There are a couple of major events that changed the pro-wrestling landscape in the 1990s. Vince McMahon’s steroids trial and Hulk Hogan turning heel to form the New World Order in WCW stick out, but it is possible that none of those events compare to the risk McMahon took 20 years ago on Nov. 9.
What happened on Nov. 9, 1997? A historic and controversial pro-wrestling event that has since been known as the “Montreal Screwjob”.
The short-version of the story is this: the then-WWF was facing cash-flow problems at the time, and McMahon had visions of making his company publicly-traded. Longtime performer Bret Hart then became a financial target, as the 20-year contract he had signed the previous summer was something the company was looking to get out of.

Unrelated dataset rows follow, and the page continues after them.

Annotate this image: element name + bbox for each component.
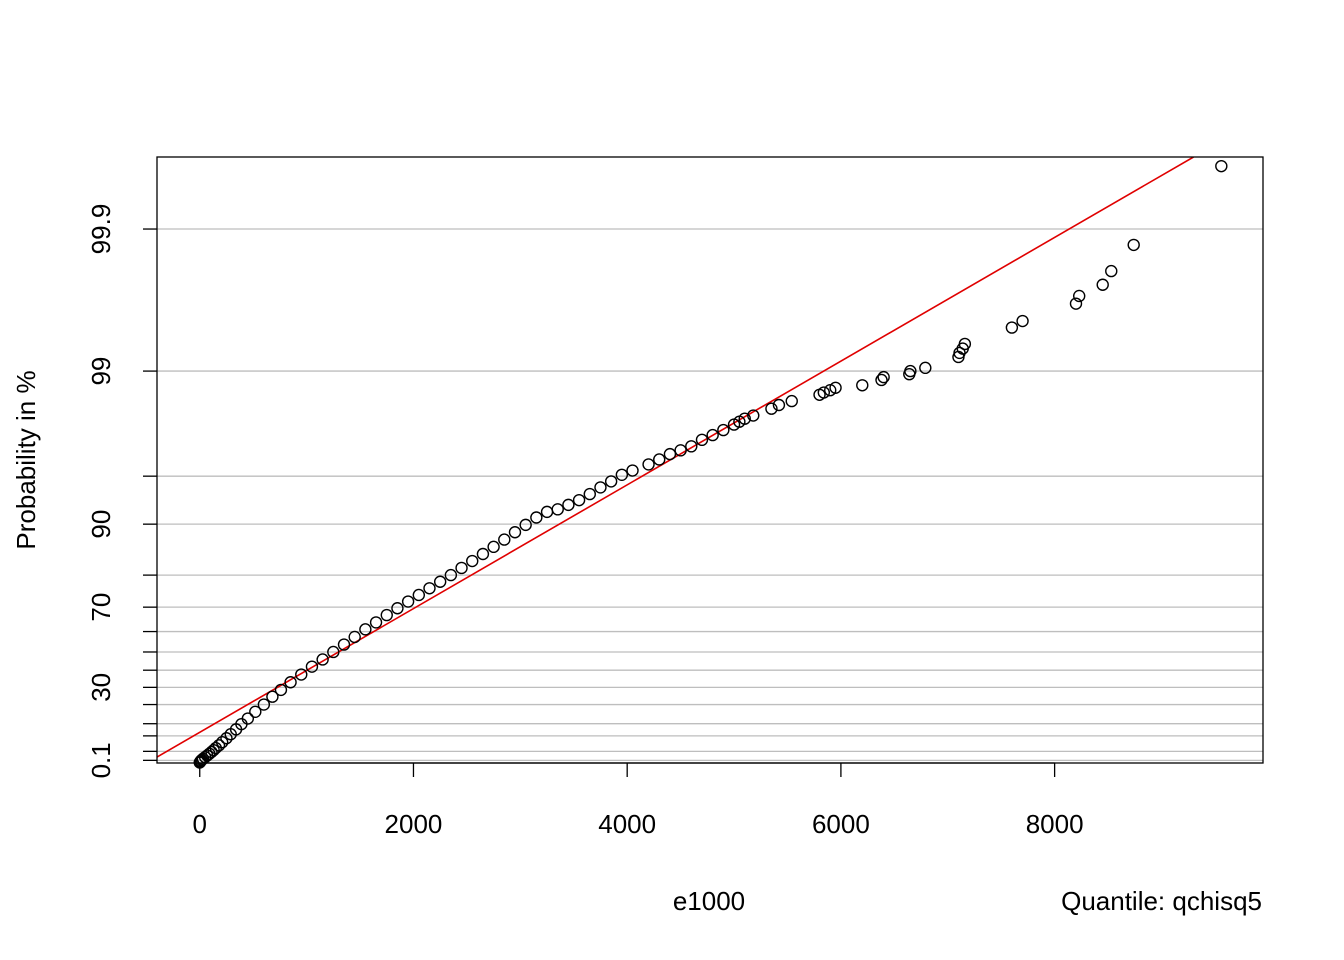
data-point: [257, 698, 271, 711]
y-tick-label: 0.1: [86, 742, 116, 778]
data-point: [919, 361, 932, 375]
data-point: [1127, 238, 1140, 252]
data-point: [829, 381, 842, 394]
data-point: [958, 337, 972, 351]
x-tick-label: 6000: [812, 809, 870, 839]
y-tick-label: 30: [86, 673, 116, 702]
y-tick-label: 70: [86, 593, 116, 622]
data-point: [215, 736, 229, 749]
data-point: [455, 561, 468, 575]
y-tick-label: 99: [86, 357, 116, 386]
data-point: [423, 582, 436, 595]
data-point: [875, 373, 888, 387]
data-point: [594, 481, 607, 494]
data-point: [220, 732, 233, 745]
data-point: [583, 487, 596, 501]
data-point: [487, 540, 500, 554]
data-point: [249, 705, 262, 718]
data-point: [562, 498, 575, 512]
data-point: [551, 503, 564, 516]
data-point: [817, 386, 831, 399]
data-point: [1073, 289, 1086, 303]
gridlines: [157, 228, 1263, 761]
data-points: [193, 159, 1228, 769]
y-tick-label: 99.9: [86, 204, 116, 255]
data-point: [706, 428, 719, 442]
data-point: [295, 668, 308, 681]
data-point: [674, 444, 687, 457]
data-point: [1096, 278, 1109, 291]
data-point: [348, 630, 361, 644]
data-point: [369, 616, 383, 629]
x-tick-label: 2000: [385, 809, 443, 839]
plot-frame: [156, 156, 1264, 764]
data-point: [1215, 159, 1228, 173]
data-point: [685, 440, 698, 453]
data-point: [772, 398, 786, 412]
data-point: [1069, 297, 1083, 310]
data-point: [476, 547, 490, 561]
x-tick-label: 8000: [1026, 809, 1084, 839]
data-point: [572, 493, 586, 507]
data-point: [205, 745, 218, 759]
data-point: [508, 526, 522, 539]
data-point: [412, 588, 426, 602]
x-tick-label: 0: [193, 809, 207, 839]
y-tick-label: 90: [86, 510, 116, 539]
data-point: [284, 676, 297, 689]
data-point: [212, 739, 226, 752]
data-point: [305, 660, 319, 673]
data-point: [444, 568, 458, 582]
data-point: [904, 364, 917, 378]
x-axis-label: e1000: [673, 886, 745, 916]
data-point: [738, 412, 751, 425]
data-point: [266, 690, 279, 703]
data-point: [604, 475, 618, 488]
data-point: [380, 608, 393, 622]
data-point: [327, 645, 340, 659]
y-axis: 0.1 30 70 90 99 99.9: [86, 204, 157, 778]
data-point: [1005, 321, 1019, 334]
data-point: [359, 623, 372, 636]
data-point: [717, 423, 730, 437]
data-point: [337, 638, 351, 651]
data-point: [765, 402, 778, 415]
data-point: [433, 575, 447, 588]
data-point: [498, 533, 511, 546]
data-point: [391, 602, 404, 615]
data-point: [695, 433, 709, 447]
data-point: [401, 595, 415, 608]
data-point: [1105, 264, 1118, 278]
data-point: [615, 468, 629, 482]
data-point: [1016, 314, 1029, 328]
data-point: [466, 554, 479, 568]
data-point: [663, 447, 677, 461]
data-point: [519, 518, 532, 532]
data-point: [642, 458, 655, 471]
x-tick-label: 4000: [598, 809, 656, 839]
data-point: [316, 653, 329, 666]
data-point: [653, 453, 666, 466]
data-point: [877, 370, 890, 384]
quantile-annotation: Quantile: qchisq5: [1061, 886, 1262, 916]
data-point: [274, 683, 288, 697]
data-point: [540, 505, 554, 519]
data-point: [530, 511, 543, 524]
y-axis-label: Probability in %: [11, 370, 41, 549]
data-point: [626, 464, 639, 477]
data-point: [747, 409, 760, 422]
data-point: [856, 379, 869, 392]
data-point: [785, 394, 798, 408]
data-point: [241, 712, 255, 725]
x-axis: 0 2000 4000 6000 8000: [193, 762, 1084, 839]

The result? McMahon was willing to allow Hart out of his contract and to sign with rival WCW, however, McMahon needed one thing in return: Hart need to drop the WWF title belt, which he was holding at the time. McMahon wanted Hart to lose the title to Shawn Michaels, but Hart had no intention of doing so thanks to previous personal problems he and Michaels had before.
On top of that? Hart, a Canadian, doubled-down by not wanting to lose the belt to Michaels in Canada, which would be the scene of the 1997 Survivor Series pay-per-view.
McMahon had other ideas, though, as he needed to get the belt off of Hart before the superstar fled down south to WCW. In what has since become one of the controversial and most talked about angles in pro-wrestling history, McMahon arranged for Hart to lose the WWF title to Michaels in Montreal without Hart’s prior knowledge. The idea is that Michaels would lock in Hart’s own Sharpshooter submission, and that instead of letting up on the hold, the ref would call for the bell and signal Michaels as the winner of the belt.
As you can imagine, this didn’t sit well with Hart, who felt betrayed by the affair. The Wrestling Observer reported that Hart punched out McMahon backatage, and that the entire locker room threatened to revolt over the incident.
While the event is seen as kicking off the “Attitude Era” that eventually vaulted McMahon and the WWF to extreme monetary success, it was a giant risk to be taken at the time. Pro-wrestling does require a certain level of trust between promoter and talent, and if it isn’t there… that talent will go elsewhere.
However, instead of a massive failure, it is now regarded as one of the key moments in pro-wrestling history, and one that almost every wrestling fan has a different opinion on.